The size of the English vocabulary is so large, for instance, that the model can’t search through every possible sequence of words to find the most optimal. “Instead, we used a decoding algorithm, called beam search, that calculates the partial optimal sequence and limits the search space to just the most promising candidates,” Nanshu says.
Nanshu and her team also use a technique called incremental decoding to cache the representations of previous words that changed over time. By feeding exactly one word at a time through beam search, the system significantly increases prediction speed. And to make the system even more efficient, the team precalculates the context features and cache as soon as the person starts typing in the composer. So, if the question is “What is the status of the TPS reports?” and you’ve started typing “We are,” the system sifts through tens of thousands of logical possibilities and assigns a confidence score based on the correlations it learned during training. In this case, high confidence in phrases includes “in the process of” and “taking a look at.”
To improve processing speed, the large models transfer their knowledge to smaller networks. This step, called knowledge distillation, helped accelerate the model 14x in production. And when it’s showtime, massive high-end processors called graphics processing units (GPUs) make it possible to run through billions of words as you’re typing.
The next evolution
Looking ahead, predictive text will be even more important for future innovations, like interacting with colleagues, friends, and family through VR or AR glasses.

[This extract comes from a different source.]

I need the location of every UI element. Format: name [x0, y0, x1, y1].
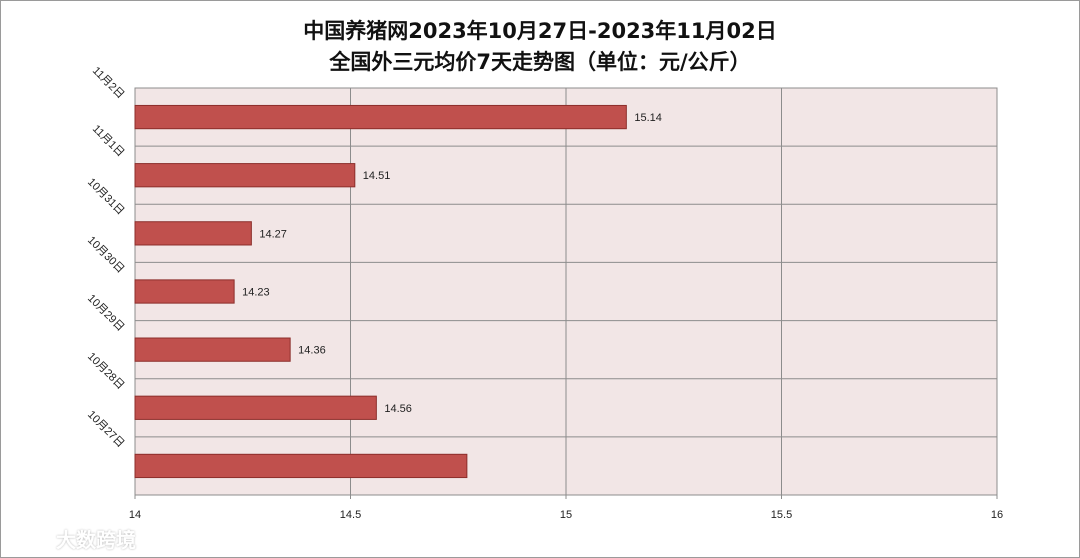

As a next step, Nanshu’s team has to work through a host of hard computing challenges that come with AR/VR technology that’s often on-device. “The devices are an order of magnitude more restrictive when it comes to memory, processing power, and battery life,” Nanshu says.
And the systems are getting better all the time. Of course, even the most advanced AI language models today can’t perfectly predict every sentence. Nanshu explains that AI systems are far from understanding the abstract aspects of human intelligence — like sarcasm or reasoning — which are broader, wide-open challenges for the entire AI community. “The AI field is working toward a long-term goal of achieving human-level language understanding, which will make many applications, like autocomplete, a lot smarter and more useful,” Nanshu says. “Until then, we’re focused on iteratively improving the quality of our language models every day. And I hope it makes typing a little easier for everyone.”